Temuan oleh warga di Sungai Brantas, menunjukkan ukuran ikan Arapaima yang besar dengan berat sekitar 30 kilogram, serta panjang lebih dari 1,5 meter. Pemilik ikan berinisial HG, dan sedang menjalani pemeriksaan oleh Balai Karantina Ikan, Pengendalian Mutu, dan Keamanan (KIPM) Wilayah Surabaya I, dan pihak Gakkum KLHK.

baca : Ikan Arapaima, Ikan Berbahaya yang Masuk ke Indonesia

 

Ikan Arapaima gigas.

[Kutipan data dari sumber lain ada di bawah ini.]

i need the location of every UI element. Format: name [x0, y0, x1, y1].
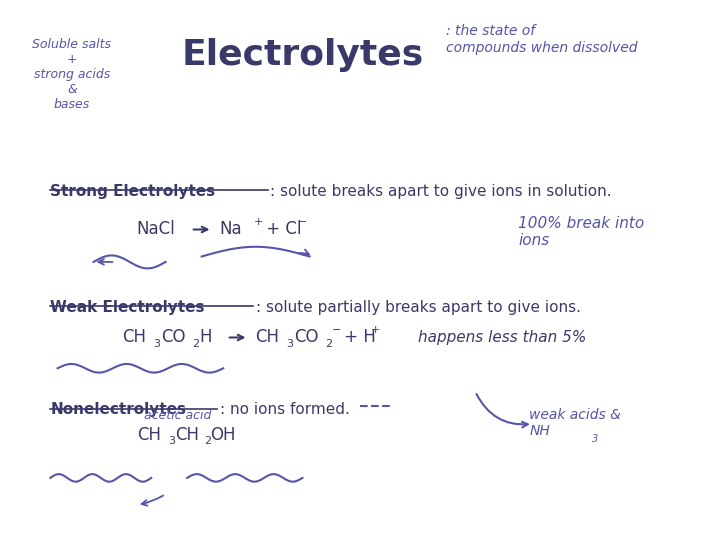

Foto : Rhett Butler

 

Diungkapkan oleh Prigi, pemilik ikan sempat menyebutkan bahwa ia memiliki 30 ekor ikan Arapaima, dan menolak disebut melepasliarkan, karena ia memeberikan atau menitipkan kepada temannya. Penyelidikan awal yang dilakukan petugas, Empat ekor ikan terdapat di kolam budi daya di rumah milik HG, di Desa Canggu, Mojokerto. Sedangkan 18 ekor yang lain berada di rumah HG di Desa Trosobo, Sidoarjo.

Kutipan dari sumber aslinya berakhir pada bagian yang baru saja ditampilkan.